Sitzung mit Präsidium und Förderkreis
Allerdings sind durch diesen Vorgang sowie den Dobbratz-Wechsel nach Herringen bei der RESG die Hemmungen gefallen, sich bei der Bundesliga-Konkurrenz umzuschauen. „Niemand schaut über den eigenen Tellerrand hinaus. Leider vergessen die Vereine, denen es jetzt noch personell gut geht, dass auch sie noch Gegner brauchen“, so Luerweg. Sollte die RESG tatsächlich nicht mehr für die Bundesliga melden, würde diese noch sechs Teams umfassen: Zwar wollen es der RHC Recklinghausen und der HSV Krefeld zur neuen Saison mal wieder erstklassig versuchen, doch dafür hat sich der RSC Darmstadt endgültig verabschiedet.

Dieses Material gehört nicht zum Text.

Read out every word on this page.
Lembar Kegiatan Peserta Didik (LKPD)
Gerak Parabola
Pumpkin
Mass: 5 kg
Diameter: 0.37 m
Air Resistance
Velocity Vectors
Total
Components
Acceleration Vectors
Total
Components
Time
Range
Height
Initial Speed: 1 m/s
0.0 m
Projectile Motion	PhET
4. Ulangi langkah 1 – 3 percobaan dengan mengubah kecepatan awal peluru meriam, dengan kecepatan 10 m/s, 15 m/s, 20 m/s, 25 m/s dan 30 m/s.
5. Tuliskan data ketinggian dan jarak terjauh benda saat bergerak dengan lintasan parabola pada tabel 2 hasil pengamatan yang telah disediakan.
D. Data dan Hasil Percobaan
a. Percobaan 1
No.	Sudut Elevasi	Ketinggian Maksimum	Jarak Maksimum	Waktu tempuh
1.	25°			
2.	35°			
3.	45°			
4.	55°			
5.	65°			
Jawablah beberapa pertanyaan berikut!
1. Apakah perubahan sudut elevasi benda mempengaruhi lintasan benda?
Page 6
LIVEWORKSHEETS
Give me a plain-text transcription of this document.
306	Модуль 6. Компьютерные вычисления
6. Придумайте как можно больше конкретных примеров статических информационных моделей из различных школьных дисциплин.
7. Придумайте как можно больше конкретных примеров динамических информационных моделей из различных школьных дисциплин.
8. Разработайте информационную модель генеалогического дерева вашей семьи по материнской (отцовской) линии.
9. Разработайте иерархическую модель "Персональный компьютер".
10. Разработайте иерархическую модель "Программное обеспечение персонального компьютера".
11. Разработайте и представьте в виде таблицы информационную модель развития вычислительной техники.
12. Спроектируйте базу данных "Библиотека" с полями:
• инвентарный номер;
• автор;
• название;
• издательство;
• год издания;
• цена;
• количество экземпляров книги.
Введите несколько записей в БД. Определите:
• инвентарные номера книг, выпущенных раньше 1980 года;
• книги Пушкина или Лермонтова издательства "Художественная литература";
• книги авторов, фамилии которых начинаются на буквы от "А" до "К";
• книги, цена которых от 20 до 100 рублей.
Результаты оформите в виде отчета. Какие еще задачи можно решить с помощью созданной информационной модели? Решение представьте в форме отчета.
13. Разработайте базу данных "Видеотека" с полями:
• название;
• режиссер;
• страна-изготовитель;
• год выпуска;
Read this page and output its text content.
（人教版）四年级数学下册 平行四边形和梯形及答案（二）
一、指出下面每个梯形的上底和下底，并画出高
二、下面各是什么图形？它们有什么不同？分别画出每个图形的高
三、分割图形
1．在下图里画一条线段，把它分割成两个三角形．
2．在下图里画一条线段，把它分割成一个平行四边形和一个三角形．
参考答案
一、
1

Reinhold Luerweg ist allerdings mittlerweile guter Hoffnung, dass der größte anzunehmende Unfall dank des Brandbriefes noch einmal abgewendet werden kann: „Es tut sich was. Das Präsidium und der Fördererkreis haben sich kurzfristig zu einer gemeinsamen Sitzung getroffen.“ Darin sei beschlossen worden, die Mittel für notwendige Neuverpflichtungen bereitzustellen. Dass an der Zukunft des Bundesligateams auch jene des eigenen Nachwuchses hängt, liegt auf der Hand. Die Spieler, die jetzt aus der U 13 in die neue B-Jugend – auf Verbandsebene wurden die Altersklassen umbenannt – aufrücken, brauchen noch einige Jahre, um für den Seniorenbereich infrage zu kommen. Bis dahin sollen sie dem Verein aber unbedingt erhalten bleiben. „Da herrscht ein toller Zusammenhalt. Unser Trainer Alfredo Meier hat es geschafft, dass die komplette Mannschaft mitsamt den Eltern in den Herbstferien ein einwöchiges Trainingslager in Wimmis in der Schweiz absolvieren kann. Das finde ich sensationell“, so Reinhold Luerweg.